No good deed…
I am not a fan of people “walking” their dogs while they are on a bicycle. I realize there are certain breeds that need a ton of exercise who might benefit from running alongside a bike and that there are safe ways to do it, but mostly what I see are dogs panting and struggling to keep up. They aren’t happy with this form of exercise. They can’t pee, sniff flowers, or look up at you for reassurance in any unforeseen situation that might arise. Also, it’s dangerous.
Yesterday brought me almost face to face with a culprit. I was making a left turn at a very busy intersection on my way to the gym when I noticed a woman on a bike with TWO dogs on a leash. One was a good sized pitbull mix and the other was a puppy that looked just like the bigger one. She wasn’t riding. She was on the sidewalk straddling her bike with her feet on the ground trying to get them to move forward. Both dogs looked very confused. What the fuck?
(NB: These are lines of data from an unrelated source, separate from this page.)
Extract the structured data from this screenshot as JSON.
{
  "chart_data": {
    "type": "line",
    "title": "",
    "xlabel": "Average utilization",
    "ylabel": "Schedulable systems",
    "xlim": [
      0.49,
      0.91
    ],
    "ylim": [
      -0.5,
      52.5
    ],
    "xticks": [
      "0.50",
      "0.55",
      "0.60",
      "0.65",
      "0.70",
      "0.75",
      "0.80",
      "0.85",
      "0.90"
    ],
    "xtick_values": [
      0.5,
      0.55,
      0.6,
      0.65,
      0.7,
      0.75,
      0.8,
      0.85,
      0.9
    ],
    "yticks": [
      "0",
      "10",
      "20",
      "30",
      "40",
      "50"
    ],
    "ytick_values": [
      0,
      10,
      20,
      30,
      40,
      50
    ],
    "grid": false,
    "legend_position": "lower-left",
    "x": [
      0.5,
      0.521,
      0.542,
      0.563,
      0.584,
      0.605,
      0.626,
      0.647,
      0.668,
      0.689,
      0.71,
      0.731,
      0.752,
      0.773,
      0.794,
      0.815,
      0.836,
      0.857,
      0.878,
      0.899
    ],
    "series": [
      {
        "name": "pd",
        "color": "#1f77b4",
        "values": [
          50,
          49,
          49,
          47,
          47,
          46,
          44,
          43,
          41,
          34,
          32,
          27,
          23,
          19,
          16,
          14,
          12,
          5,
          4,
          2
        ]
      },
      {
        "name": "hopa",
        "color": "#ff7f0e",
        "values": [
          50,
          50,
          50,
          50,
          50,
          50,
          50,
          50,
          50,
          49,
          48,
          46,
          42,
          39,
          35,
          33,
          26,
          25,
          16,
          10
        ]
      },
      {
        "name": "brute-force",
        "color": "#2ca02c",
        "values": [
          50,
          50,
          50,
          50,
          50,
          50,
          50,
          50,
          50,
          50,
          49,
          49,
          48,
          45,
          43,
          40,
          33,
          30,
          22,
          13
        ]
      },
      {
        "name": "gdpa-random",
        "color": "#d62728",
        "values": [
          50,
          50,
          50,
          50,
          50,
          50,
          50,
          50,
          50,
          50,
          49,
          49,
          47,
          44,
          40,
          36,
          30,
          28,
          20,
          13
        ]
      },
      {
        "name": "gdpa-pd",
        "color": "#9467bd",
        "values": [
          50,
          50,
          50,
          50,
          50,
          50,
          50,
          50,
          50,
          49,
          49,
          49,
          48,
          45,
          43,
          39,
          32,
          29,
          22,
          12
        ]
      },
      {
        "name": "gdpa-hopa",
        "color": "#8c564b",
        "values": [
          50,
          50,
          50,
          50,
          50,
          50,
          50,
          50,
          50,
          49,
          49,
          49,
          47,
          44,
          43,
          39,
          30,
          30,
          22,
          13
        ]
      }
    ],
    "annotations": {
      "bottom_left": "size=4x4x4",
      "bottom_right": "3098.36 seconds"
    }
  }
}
While I sat there at the stoplight watching her struggle to control both dogs, my thoughts immediately went south. Idiot. What the hell is wrong with that woman? But right after those thoughts I tried to give her the benefit of the doubt. Maybe she bit off more than she could chew. Maybe there’s a reason she needs to get somewhere with those dogs and she has no car. Maybe she needs help.
Given that I had 20 minutes before my spin class, I decided to see if she needed help. I have a bike rack on my car and I could drive them all home. Or wherever. I made the left turn and parked my car on the side of the road and waited to see if she was coming in my direction. She managed to cross the street and started toward me on the sidewalk on the opposite side of the street. It took her at least five minutes to get close enough to me. While I sat there waiting on this busy stretch of road, I watched a runner go by them, which prompted the big dog to lunge at the runner. It seemed more out of curiosity than an aggressive move, but it was further evidence that she had no control of the dog. The puppy seemed to be limping and walking in circles completely clueless as to what it was supposed to be doing.
When she was almost up to my car, I got out, crossed the street and started walking toward her. There were about two car lengths between us, but I saw the big dog alert to me so I stopped.
“Do you need help?” I called.
Her tone and body language were immediately defensive, “What?!” I asked again if she needed help.
She yelled, “No, I’m not hurt!” We were competing with noisy traffic.
I said, “No, do you need help with your dogs? Do you need a ride?” I gestured toward my car.
“I don’t need any help. I’m training the puppy to walk with me on the bike.”
I held my tongue, which was hard, but there was a big dog staring at me and I wasn’t confident that she could or would hold onto it after I pissed her off with my rant. I walked across the street to my car mumbling all those initial thoughts I had.